Wood fuel sources

Wood fuel sources

Percentage sources of wood used by our contracted farmers for curing fuels

  2014 2015 2016
Sustainable wood sources 98.6% 98.8% 99.0%
Natural Forest 1.4% 1.2% 1.0%

The loss of forests is one of the most significant environmental and natural resource impacts linked to tobacco growing, due to wood often being used as a fuel in curing processes.

So we’re helping farmers to preserve forests through afforestation programmes, which aim to provide a sustainable source of wood. We also work to find locally available alternative fuels, such as the use of rice husk as a fuel in Sri Lanka or the use of bagasse briquettes in Kenya (supplied by BAT in partnership with a local sugar factory). We are exploring ways to reduce wood fuel consumption by using innovative designs for curing barns.

We have an ongoing commitment to eliminate the use of unsustainable sources of wood by our contracted farmers. In 2016, 99% of our contracted farmers’ wood fuel for curing was from sustainable sources. 

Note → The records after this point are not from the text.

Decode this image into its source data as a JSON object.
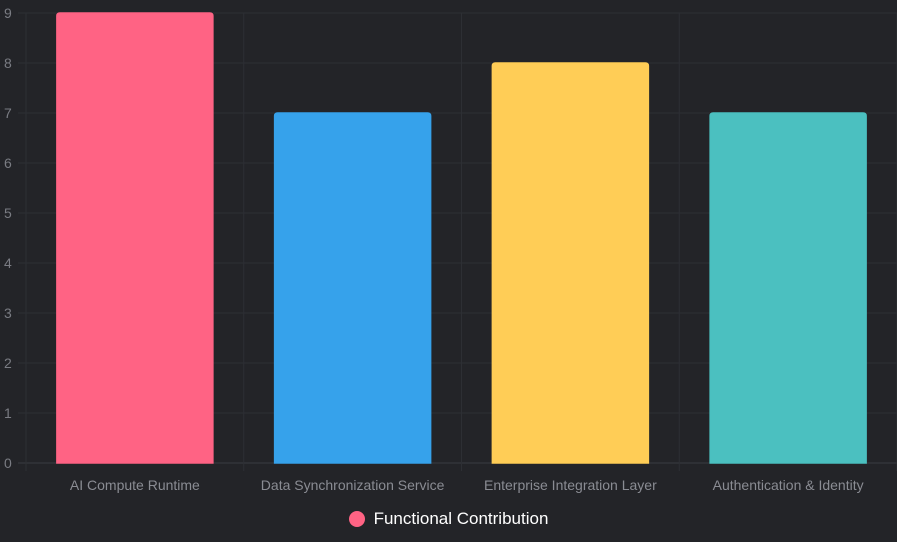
{
  "chart_data": {
    "type": "bar",
    "categories": [
      "AI Compute Runtime",
      "Data Synchronization Service",
      "Enterprise Integration Layer",
      "Authentication & Identity"
    ],
    "series": [
      {
        "name": "Functional Contribution",
        "values": [
          9,
          7,
          8,
          7
        ]
      }
    ],
    "bar_colors": [
      "#ff6384",
      "#36a2eb",
      "#ffcd56",
      "#4bc0c0"
    ],
    "ylim": [
      0,
      9
    ],
    "yticks": [
      "0",
      "1",
      "2",
      "3",
      "4",
      "5",
      "6",
      "7",
      "8",
      "9"
    ],
    "grid": true,
    "legend_position": "bottom",
    "legend_color": "#ff6384"
  }
}
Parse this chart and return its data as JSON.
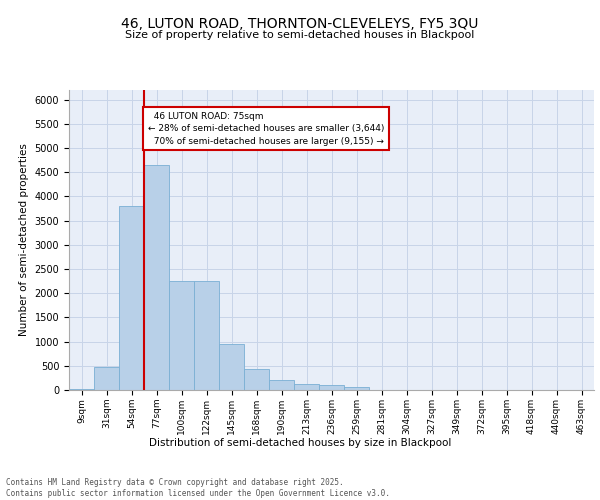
{
  "title_line1": "46, LUTON ROAD, THORNTON-CLEVELEYS, FY5 3QU",
  "title_line2": "Size of property relative to semi-detached houses in Blackpool",
  "xlabel": "Distribution of semi-detached houses by size in Blackpool",
  "ylabel": "Number of semi-detached properties",
  "categories": [
    "9sqm",
    "31sqm",
    "54sqm",
    "77sqm",
    "100sqm",
    "122sqm",
    "145sqm",
    "168sqm",
    "190sqm",
    "213sqm",
    "236sqm",
    "259sqm",
    "281sqm",
    "304sqm",
    "327sqm",
    "349sqm",
    "372sqm",
    "395sqm",
    "418sqm",
    "440sqm",
    "463sqm"
  ],
  "values": [
    30,
    480,
    3800,
    4650,
    2250,
    2250,
    960,
    430,
    200,
    130,
    110,
    70,
    0,
    0,
    0,
    0,
    0,
    0,
    0,
    0,
    0
  ],
  "bar_color": "#b8d0e8",
  "bar_edge_color": "#7aafd4",
  "vline_index": 3,
  "vline_color": "#cc0000",
  "annotation_box_edge_color": "#cc0000",
  "marker_label": "46 LUTON ROAD: 75sqm",
  "marker_smaller_pct": "28%",
  "marker_smaller_n": "3,644",
  "marker_larger_pct": "70%",
  "marker_larger_n": "9,155",
  "ylim": [
    0,
    6200
  ],
  "yticks": [
    0,
    500,
    1000,
    1500,
    2000,
    2500,
    3000,
    3500,
    4000,
    4500,
    5000,
    5500,
    6000
  ],
  "grid_color": "#c8d4e8",
  "background_color": "#e8eef8",
  "footer": "Contains HM Land Registry data © Crown copyright and database right 2025.\nContains public sector information licensed under the Open Government Licence v3.0."
}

Sustainable wood sources are defined as: wood resources harvested legally from planted sources in such a way that does not cause any detrimental social, environmental or economic impact. This may include:

  • Wood sourced from identified invasive exotic species which have not been planted; and
  • Wood sourced from existing legal plantations.

This definition does not include conversion of natural forests to plantations in order to produce wood for tobacco curing.